Why Doesn't the Differential Hum at Low Speeds?

The phenomenon where a differential remains quiet at low speeds but produces a humming noise at high speeds is fundamentally related to the meshing state of the gears. The spiral bevel gears inside the differential develop play after wear. At low speeds, the impact force from gear meshing is minimal, making the vibration caused by the play unnoticeable—similar to how gently closing a drawer doesn’t produce a clunking sound. However, as speed increases, both the rotational speed and force on the gears grow exponentially, amplifying the tiny play into high-frequency vibrations through repeated impacts. Additionally, at high speeds, the driveshaft forms a specific resonance frequency, and the sound is magnified through the metal structure of the chassis, making the humming noise particularly pronounced. Furthermore, aged differential oil exacerbates wear, as the breakdown of the oil film leads to direct metal-on-metal friction. This dry friction noise becomes more apparent at high speeds.

I often encounter this phenomenon when repairing cars. The speed range of differential noise is crucial: if it doesn't make noise at low speeds, it means the gears haven't reached the resonance point, just like when playing the violin, the string won't make a sound if the bow speed is insufficient. After the gear pair wears out, pits and steps will appear on the tooth surface. At low speeds, the oil film between the gear teeth still provides a buffer, allowing the teeth to 'slide' over the worn points. However, when the speed exceeds 80km/h, the rapid increase in rotation speed prevents the oil film from filling the gaps in time, and each impact of the gear teeth is like hitting a steel pipe with a hammer. At the same time, the differential housing resonates like a speaker cabinet at high speeds, transforming the impact noise into a continuous buzzing sound. If a new car makes noise, it may be due to improper installation, while for older cars, it's mostly natural wear and tear.

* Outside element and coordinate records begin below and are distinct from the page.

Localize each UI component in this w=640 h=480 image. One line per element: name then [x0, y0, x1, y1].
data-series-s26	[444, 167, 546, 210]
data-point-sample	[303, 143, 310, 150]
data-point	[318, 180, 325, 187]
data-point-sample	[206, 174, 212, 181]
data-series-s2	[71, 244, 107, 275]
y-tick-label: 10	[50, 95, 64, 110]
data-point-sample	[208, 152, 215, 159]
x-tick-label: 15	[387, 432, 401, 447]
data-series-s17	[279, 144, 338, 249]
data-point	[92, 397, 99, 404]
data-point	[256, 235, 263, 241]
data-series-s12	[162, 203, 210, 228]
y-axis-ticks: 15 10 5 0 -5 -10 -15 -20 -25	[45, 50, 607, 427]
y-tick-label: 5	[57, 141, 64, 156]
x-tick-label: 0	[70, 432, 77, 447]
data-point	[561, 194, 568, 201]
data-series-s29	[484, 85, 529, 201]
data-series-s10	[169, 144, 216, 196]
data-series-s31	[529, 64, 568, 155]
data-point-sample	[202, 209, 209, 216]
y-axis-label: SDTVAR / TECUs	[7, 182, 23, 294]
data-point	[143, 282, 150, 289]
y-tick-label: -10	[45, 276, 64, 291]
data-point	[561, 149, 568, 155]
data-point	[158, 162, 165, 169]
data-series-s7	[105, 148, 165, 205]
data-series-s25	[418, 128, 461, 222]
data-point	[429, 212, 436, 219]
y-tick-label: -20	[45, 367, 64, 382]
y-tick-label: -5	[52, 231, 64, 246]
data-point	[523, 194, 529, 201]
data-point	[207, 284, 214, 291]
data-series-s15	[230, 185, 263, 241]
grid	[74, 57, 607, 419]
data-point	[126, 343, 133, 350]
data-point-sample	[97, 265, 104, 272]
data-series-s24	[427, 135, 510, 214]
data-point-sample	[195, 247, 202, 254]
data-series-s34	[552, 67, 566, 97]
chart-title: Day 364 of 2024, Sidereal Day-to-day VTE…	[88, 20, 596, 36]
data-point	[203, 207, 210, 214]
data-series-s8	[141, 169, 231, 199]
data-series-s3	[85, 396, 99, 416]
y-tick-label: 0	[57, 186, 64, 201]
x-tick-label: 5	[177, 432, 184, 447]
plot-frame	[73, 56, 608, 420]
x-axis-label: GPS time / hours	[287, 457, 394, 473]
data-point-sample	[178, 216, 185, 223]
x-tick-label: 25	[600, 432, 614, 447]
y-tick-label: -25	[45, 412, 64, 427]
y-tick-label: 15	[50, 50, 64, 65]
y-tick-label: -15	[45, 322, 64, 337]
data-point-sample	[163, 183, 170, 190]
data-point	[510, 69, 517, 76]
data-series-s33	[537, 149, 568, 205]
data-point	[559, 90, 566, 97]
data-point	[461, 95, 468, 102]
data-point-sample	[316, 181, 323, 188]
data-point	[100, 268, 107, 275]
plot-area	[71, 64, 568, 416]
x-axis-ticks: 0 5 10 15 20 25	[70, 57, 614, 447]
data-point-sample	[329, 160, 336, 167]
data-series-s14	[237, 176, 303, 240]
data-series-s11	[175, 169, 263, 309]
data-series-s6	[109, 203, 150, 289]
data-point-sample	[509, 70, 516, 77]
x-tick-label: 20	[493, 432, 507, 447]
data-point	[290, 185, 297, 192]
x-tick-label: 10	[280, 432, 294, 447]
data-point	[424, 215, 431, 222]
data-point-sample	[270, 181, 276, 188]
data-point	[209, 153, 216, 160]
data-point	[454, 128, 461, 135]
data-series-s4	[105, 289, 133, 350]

Simply put, worn gears need to reach a rotational speed threshold to produce noise. The differential's internal planetary gears and axle shafts have extremely high precision alignment. After prolonged use, they develop wear at the 0.1mm level. At low speeds, the slow rotation rhythm means collision energy from wear points is negligible—like slowly rubbing a toothpick won't break it, but rapid rubbing easily snaps it. When wheel speed exceeds a critical value (typically 60-80km/h), impact energy grows exponentially. Metal fatigue accumulates, generating high-frequency sound waves. At this point, the damping effect of lubricant weakens, allowing noise to transmit directly through the rigid rear axle into the cabin. This is why older cars often make seats vibrate noticeably at highway speeds.

The key lies in the amplitude and frequency difference. Worn differentials generate high-frequency vibration sources, but the amplitude is too weak at low speeds. Taking a household car's rear axle as an example: the vibration frequency at low speeds is around 200Hz, which is less perceptible to the human ear. However, at high speeds, the vibration frequency exceeds 600Hz, entering the frequency range most sensitive to human hearing. More critically, tires and drive shafts generate low-frequency vibrations of 9-13Hz at 80km/h. The superposition of these two types of vibrations creates modulated resonance. It's like lightly tapping a bell produces no sound, but striking it hard resonates throughout the valley. Therefore, it's recommended to replace differential oil every 50,000 kilometers, as oxidized oil loses its damping effect.